Farmácia em supermercado: entenda se o preço dos remédios vão cair

Sancionada nesta semana, nova lei autoriza farmácias em mercados e traz potencial mudança no setor

A presença obrigatória do farmacêutico durante todo o horário de funcionamento é um dos pilares da Lei 15.357/2026 para as novas unidades em grandes varejistas.

A presença obrigatória do farmacêutico durante todo o horário de funcionamento é um dos pilares da Lei 15.357/2026 para as novas unidades em grandes varejistas. | Pillar Pedreira/Agência Senado

A sanção da Lei 15.357 em março de 2026 trouxe uma potencial mudança para o varejo brasileiro. Agora, supermercados podem instalar farmácias completas, prometendo maior conveniência e, possivelmente, uma pressão para a redução no preço de remédios.

A expectativa da Associação Brasileira de Supermercados (Abras) é que a concorrência direta force promoções. Com um fluxo de clientes superior ao das drogarias, os mercados planejam atrair o público com descontos em itens de higiene e medicamentos isentos de prescrição.

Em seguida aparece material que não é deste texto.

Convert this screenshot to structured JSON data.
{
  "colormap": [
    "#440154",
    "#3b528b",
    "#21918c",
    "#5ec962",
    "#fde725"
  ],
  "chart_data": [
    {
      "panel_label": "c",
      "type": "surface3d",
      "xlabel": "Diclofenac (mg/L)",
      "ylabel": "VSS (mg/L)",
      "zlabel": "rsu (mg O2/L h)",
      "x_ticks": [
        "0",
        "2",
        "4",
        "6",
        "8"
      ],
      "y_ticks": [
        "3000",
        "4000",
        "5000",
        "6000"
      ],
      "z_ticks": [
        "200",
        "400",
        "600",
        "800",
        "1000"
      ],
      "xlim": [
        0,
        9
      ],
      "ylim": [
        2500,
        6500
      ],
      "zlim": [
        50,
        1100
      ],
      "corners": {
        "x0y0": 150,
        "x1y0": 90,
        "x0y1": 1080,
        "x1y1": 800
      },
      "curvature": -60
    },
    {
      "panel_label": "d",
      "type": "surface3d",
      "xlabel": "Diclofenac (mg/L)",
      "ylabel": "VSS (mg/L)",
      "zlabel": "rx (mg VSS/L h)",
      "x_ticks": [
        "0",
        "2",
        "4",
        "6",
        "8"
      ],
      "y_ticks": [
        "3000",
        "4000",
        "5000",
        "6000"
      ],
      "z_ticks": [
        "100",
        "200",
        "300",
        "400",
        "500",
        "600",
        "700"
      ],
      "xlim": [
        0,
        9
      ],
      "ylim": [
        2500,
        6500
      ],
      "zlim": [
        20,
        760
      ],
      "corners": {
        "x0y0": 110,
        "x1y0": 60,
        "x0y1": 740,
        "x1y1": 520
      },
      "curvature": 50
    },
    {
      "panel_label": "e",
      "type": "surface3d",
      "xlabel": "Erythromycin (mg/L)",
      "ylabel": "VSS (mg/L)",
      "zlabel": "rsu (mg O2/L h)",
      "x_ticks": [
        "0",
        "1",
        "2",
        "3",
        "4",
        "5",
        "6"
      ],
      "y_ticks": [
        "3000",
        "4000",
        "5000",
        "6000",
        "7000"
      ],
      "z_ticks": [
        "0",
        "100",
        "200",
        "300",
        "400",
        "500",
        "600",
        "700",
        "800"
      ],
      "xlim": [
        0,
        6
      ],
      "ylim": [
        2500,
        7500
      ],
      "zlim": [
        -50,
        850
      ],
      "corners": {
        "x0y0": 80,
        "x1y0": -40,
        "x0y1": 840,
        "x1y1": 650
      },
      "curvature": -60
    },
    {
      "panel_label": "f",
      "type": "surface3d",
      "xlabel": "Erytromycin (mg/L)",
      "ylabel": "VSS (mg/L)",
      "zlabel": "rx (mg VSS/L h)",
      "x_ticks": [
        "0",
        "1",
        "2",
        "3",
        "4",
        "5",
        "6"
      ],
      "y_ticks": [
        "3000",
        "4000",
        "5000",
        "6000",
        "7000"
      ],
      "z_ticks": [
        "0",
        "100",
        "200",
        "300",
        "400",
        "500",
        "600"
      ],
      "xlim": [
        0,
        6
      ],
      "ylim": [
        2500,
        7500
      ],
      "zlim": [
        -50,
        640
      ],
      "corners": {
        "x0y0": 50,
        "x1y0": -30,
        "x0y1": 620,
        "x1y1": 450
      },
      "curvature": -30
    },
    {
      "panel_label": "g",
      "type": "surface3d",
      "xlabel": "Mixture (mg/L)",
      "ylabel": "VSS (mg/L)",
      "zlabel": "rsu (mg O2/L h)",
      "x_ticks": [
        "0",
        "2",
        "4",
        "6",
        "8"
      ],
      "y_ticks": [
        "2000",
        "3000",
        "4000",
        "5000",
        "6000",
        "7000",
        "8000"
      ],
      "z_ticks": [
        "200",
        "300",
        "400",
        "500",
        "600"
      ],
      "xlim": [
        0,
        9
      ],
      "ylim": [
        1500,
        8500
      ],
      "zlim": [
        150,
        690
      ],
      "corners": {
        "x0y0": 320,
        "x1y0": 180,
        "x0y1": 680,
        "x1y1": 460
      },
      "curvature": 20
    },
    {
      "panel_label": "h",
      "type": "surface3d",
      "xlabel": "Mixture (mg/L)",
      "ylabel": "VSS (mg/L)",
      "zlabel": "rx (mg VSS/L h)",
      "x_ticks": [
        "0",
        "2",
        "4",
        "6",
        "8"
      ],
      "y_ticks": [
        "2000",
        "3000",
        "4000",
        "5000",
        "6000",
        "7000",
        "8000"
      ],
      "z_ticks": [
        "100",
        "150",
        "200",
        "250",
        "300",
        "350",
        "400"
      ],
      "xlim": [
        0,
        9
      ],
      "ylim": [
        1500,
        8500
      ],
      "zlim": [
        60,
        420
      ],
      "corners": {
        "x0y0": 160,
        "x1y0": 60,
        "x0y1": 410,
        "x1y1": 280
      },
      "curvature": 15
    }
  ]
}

Regras da Lei 15.357 e Anvisa

Para operar, os estabelecimentos devem seguir normas rígidas de segurança. A lei exige que a farmácia seja uma área isolada, com a presença de um farmacêutico. Devido às obras e licenças da Anvisa, as operações devem começar apenas em meados de 2026.

Casos recentes, como a interdição de um supermercado na Grande São Paulo por irregularidades sanitárias graves, destacam a importância dessas normas para evitar riscos em ambientes de alto fluxo.

Não será permitida a venda de medicamentos diretamente nas gôndolas comuns de alimentos. O ambiente deve ser climatizado e ter controle de umidade, garantindo a eficácia dos produtos, seguindo os mesmos critérios de rastreabilidade exigidos para as drogarias tradicionais.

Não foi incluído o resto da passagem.